Updated on: Tuesday, October 20, 2009
After months of uncertainty, the cluster of colleges experiment initiated by the Kerala State Higher Education Council appears to be making some headway with the Thiruvananthapuram cluster coming up with a proposal for establishing a consortium of college libraries.
The incubation and infancy of this cluster — along with the one in Ernakulam and the third, soon to be formed in Kozhikode — are being keenly watched by supporters and critics of the cluster experiment. The effectiveness with which the Thiruvananthapuram cluster is able to get the consortium of libraries up and running will, in effect, be a pointer to the effectiveness with which the cluster experiment can be implemented in Kerala.
The objectives of the consortium, as detailed in the project report prepared by V. Gopakumar, Librarian of University College, Thiruvananthapuram, will be to establish a network of libraries inside the cluster, create a ‘union catalogue’ for these libraries, carry out collective subscriptions to journals and periodicals, negotiate with agencies for access to e-journals, set up an online repository for e-learning material and digitise question papers and archival material.
Once the libraries of the five constituent colleges of the Thiruvananthapuram cluster — University College, the Government Women’s College, the Government Arts College, the Sanskrit College and the Government College, Karyavattom — are networked, a student will be able to access any of these five libraries from any of these five colleges. Purchase of books will get optimised and journals can be circulated among the constituent colleges.
A union catalogue for the cluster will enable a user to find out the books available in these five libraries. But first, each college should come up with a computerised catalogue using preferably the SOUL software developed by the University Grants Commission, the project report reads. The consortium can maintain a web site where this catalogue can be shown as an online public access catalogue, the report suggests.

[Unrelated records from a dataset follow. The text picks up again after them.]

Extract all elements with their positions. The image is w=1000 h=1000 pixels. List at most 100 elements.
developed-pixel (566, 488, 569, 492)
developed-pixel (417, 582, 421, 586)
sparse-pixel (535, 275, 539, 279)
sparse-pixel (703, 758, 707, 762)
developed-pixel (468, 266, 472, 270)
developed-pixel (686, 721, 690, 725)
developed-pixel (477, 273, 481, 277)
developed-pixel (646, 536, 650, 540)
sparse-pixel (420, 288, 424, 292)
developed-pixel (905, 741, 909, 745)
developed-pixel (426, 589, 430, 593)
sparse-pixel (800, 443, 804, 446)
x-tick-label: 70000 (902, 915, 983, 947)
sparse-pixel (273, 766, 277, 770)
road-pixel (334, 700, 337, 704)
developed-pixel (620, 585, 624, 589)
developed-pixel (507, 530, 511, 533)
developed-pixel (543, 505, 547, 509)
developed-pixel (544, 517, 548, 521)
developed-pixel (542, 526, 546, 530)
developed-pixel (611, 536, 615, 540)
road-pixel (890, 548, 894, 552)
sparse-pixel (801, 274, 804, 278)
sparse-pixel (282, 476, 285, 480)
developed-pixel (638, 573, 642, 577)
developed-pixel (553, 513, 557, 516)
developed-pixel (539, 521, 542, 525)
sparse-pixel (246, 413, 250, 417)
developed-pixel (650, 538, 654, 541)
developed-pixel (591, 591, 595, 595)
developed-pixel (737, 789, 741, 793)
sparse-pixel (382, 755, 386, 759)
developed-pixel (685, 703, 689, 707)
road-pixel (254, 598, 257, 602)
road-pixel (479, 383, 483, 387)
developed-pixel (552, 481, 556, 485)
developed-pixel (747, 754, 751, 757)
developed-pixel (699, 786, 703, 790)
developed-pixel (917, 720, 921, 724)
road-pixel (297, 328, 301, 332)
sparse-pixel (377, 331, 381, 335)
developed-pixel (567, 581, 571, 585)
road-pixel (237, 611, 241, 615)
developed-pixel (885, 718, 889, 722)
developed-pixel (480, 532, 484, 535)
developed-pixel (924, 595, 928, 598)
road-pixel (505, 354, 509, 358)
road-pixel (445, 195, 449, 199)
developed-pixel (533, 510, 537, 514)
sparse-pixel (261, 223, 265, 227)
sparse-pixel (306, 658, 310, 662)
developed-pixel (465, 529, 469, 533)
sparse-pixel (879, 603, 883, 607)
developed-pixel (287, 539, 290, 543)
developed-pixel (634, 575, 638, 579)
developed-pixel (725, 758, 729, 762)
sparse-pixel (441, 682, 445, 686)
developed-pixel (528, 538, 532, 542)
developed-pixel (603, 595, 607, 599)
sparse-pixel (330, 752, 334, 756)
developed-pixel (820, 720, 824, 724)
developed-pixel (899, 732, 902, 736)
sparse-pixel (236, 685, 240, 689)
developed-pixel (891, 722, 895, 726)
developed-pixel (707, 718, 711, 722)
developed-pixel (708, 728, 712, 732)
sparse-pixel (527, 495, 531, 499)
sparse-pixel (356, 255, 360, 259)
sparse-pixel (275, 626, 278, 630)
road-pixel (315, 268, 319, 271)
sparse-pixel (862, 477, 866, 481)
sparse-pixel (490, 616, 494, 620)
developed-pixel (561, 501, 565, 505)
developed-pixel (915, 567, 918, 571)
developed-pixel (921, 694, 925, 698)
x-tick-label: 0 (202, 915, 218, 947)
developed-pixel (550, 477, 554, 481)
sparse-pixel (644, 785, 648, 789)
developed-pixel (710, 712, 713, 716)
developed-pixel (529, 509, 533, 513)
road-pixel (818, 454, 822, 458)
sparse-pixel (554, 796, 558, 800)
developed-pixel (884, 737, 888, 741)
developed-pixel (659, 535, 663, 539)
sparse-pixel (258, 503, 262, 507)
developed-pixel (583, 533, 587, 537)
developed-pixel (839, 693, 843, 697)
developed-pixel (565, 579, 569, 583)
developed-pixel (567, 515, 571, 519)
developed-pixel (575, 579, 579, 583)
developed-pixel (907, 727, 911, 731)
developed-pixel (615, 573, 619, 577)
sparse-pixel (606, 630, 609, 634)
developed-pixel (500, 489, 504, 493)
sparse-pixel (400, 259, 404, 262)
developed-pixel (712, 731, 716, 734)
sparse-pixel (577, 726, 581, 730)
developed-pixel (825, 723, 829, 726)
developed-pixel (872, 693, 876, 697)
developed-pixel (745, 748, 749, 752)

The report will be taken up for discussion and subsequent action once the Thiruvananthapuram cluster is formally launched in November. The cluster’s incubation has not been without its share of problems. Though the cluster experiment itself began as one which will involve both government and private colleges, there are only government colleges in the Thiruvananthapuram and Ernakulam clusters. But then, the frequent change in principals in government colleges soon became the first thorn in the flesh of both these clusters. Added to this was the delay caused by the labyrinthine financial procedures that had to be followed by the clusters to get the seed money given to them by the government. B.S. Mohanachandran, Principal of University College, said that when the clusters tried to present to the Treasury the cheque for Rs.1 crore given by the government, they were told that clearance would be required from the ‘ways and means’ section. For a couple of months, it had not been even clear when and whether such sanction would be coming. Eventually after interventions at the higher level, the Finance Department pegged the cut-off limit for getting ways-and-means clearance at Rs.2 crore. By then, the validity period of the initial cheques was over. This problem was solved when the higher education council issued the clusters fresh cheques. Finally, the clusters had the money to get them going. That was when they faced their next hurdle.
Collectivity
For many decades now, academics had become used to thinking in terms of ‘our college’ and ‘their college.’ The ‘individuality’ of one college was what set it apart from another. Now, suddenly, ‘competition’ is being sought to be replaced by ‘collaboration’ and ‘individuality’ is being asked to make way for ‘collectivity.’ Prof. Mohanachandran said the clusters were now organising seminars and discussions so that teachers and students could get oriented to the new concept and mode of operation of the cluster. “This is a new concept and it will take time to catch on,” Thomas Joseph, member secretary of the council, said. Initially, when constituent colleges were asked to draw up proposals for the clusters, they came up with schemes to establish new facilities in individual colleges. “They had to be told that whatever they set up or built had to be such that it would be of use to the entire cluster and not just to the students of one college,” Prof. Joseph said. The council expects that the clusters will have a crucial role to play in the higher education section now that degree courses are going to function under the credit-and-semester system.